The tears surprised me. They shouldn't have. I'm naturally emotional, over-sensitive. That's what made my boyhood so difficult. I felt everything acutely. The cruel words at school, my father's emotional abandonment, my mother's resentment. I held it all in back then, wondering what was going on, thinking every family was the same. Now, it surfaces easily. Must be my age.
I'm at the point in the book about Steve Jobs where he learns he has a sister, born of the same two parents he grew up not knowing. Her name is Mona Simpson. She's a published writer, like I hope to be someday. I wanted to learn more about her, so, on my MacBook, I googled her name.
I learned she wrote a eulogy for her brother, who died early this past October, which was published in The New York Times. I imagined her standing in front of the congregation, delivering the words I read. I imagined myself, delivering my mother's eulogy when she eventually passes, wondering if I'd be able to get through the experience, if everyone would forgive me for falling apart in front of them.
Everything is seen through the filter of age now. We're all so much older than I ever expected we'd be, even twenty years ago. Things happen. That's life. We don't know how long we have. We don't know when those we take for granted will be gone. Everything has a beginning and an ending. Nothing lasts forever. Nothing. Except, I have to believe, love. I count on love to last forever.
In this context, I read Simpson's words, the scattered memories she had of her brother, whom she didn't meet for the first time until she was an adult. Early on, she writes, "Even as a feminist, my whole life I'd been waiting for a man to love. For decades, I'd thought that man would be my father [who had abandoned her when she was five]. When I was 25, I met that man and he was my brother."
When I was thirty-two, I met that man, and he was my partner, Chris.
Jobs's illness takes up much of Simpson's eulogy. She writes, "...Steve became ill and we watched his life compress into a smaller circle. Once he'd loved walking through Paris. He'd discovered a small handmade soba shop in Kyoto. He downhill skied gracefully. He cross-country skied clumsily. No more."

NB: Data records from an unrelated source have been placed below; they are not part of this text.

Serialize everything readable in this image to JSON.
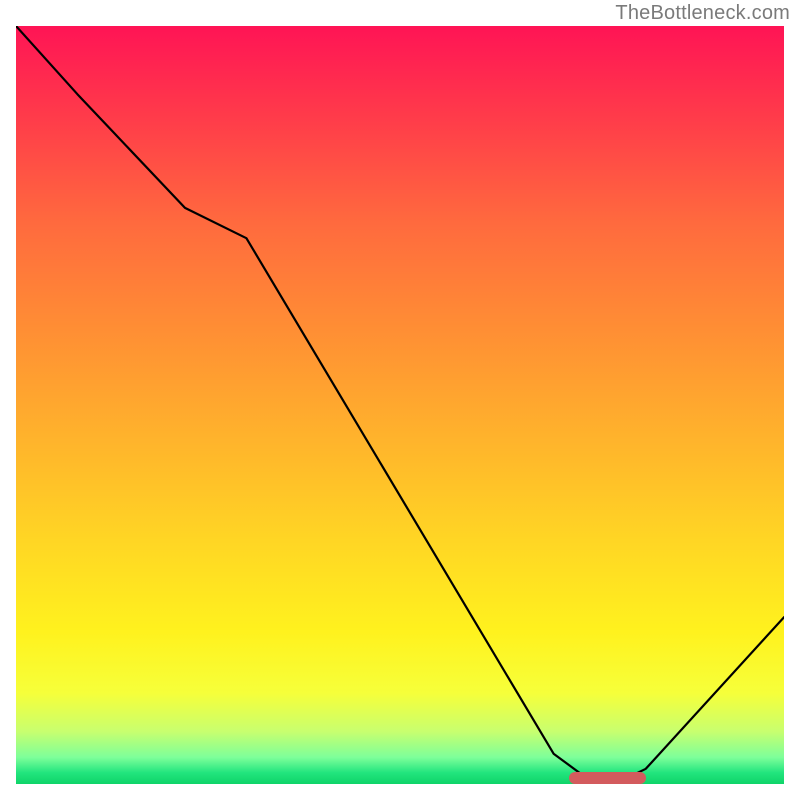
{
  "watermark": "TheBottleneck.com",
  "chart_data": {
    "type": "line",
    "title": "",
    "xlabel": "",
    "ylabel": "",
    "xlim": [
      0,
      100
    ],
    "ylim": [
      0,
      100
    ],
    "x": [
      0,
      8,
      22,
      30,
      70,
      74,
      80,
      82,
      100
    ],
    "values": [
      100,
      91,
      76,
      72,
      4,
      1,
      1,
      2,
      22
    ],
    "optimal_region": {
      "x_start": 72,
      "x_end": 82,
      "y": 0.8
    },
    "gradient_note": "vertical red→orange→yellow→green heatmap; green at bottom"
  }
}
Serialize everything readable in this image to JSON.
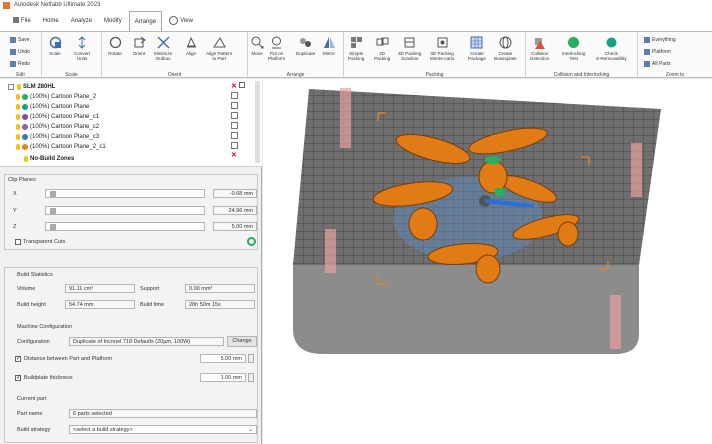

Chris loved walking through Paris, too, when we were there three years ago. Even now, when I ask him what he enjoyed most about our trip, of all the things he could say, he says walking everywhere. Chris isn't a man of superlatives, like I am. But I know, from walking side-by-side with him the two weeks we were in France, and from talking to him about it since, he was deeply moved by that experience. I'd bet we walked some of the very same streets and bridges and alleyways Steve Jobs did. My heart knows why he loved it there so much.
Simpson describes her brother learning to walk again in a Memphis hospital after his liver transplant. He used a chair to support himself, pushing it slowly down the hallway, stopping to rest in it when he reached the nurses's station. Then, getting himself up, he turned "...around and walked back again." Laurene, Jobs's wife of twenty-plus years, '...got down on her knees and looked into his eyes. "You can do this, Steve," she said. His eyes widened. His lips pressed into each other.'
I don't know which of us will need a chair in a hospital to learn how to walk again, but I imagined it was Chris, and there I was, down on my knees and looking into his blue eyes, the very ones that warm me when I look into them now, that reach the essence of who I am like no others do, that tell me I'm home, exactly where I'm meant to be. I can't imagine looking into them at some time in the future, and seeing fear, and infirmity, and mortality. It would rip me apart. I know I couldn't do it.
That's when I couldn't see the computer monitor, when I had to wipe the tears away. I never want to see Chris like that. How could I look at him and see anything less than he is during our best years together? When a small pile of twigs he placed for pick-up on the grassy boulevard in front of our house, representing him and everything I love so much about him, brought me to tears, how could I ever face him struggling with a life or death illness, knowing he could be taken away from me at any moment? How could I be strong for him when I couldn't be strong for me? How does any human being get through something like that?
Hours before Jobs died, Laurene lying "...next to him on the bed sometimes jerked up when there was a longer pause between his breaths." I imagined that was me on a bed, my arms wrapped around Chris, inhaling his sweet, familiar scent, monitoring his breathing, knowing the end was near, the pillow beneath my head wet.
How do you let go of the one true love of your life, knowing he will never return, knowing you will never again prepare and eat a meal together, spend weekends working around the house, sit on the front porch on a balmy summer evening, hold each other in bed, go for a run Sunday mornings, watch TV in front of the fireplace on a winter's night, decorate the house at Christmastime, share a good laugh, walk the winding streets of Paris, dream about the future? How do you do that?
Where do you find what it takes to do that?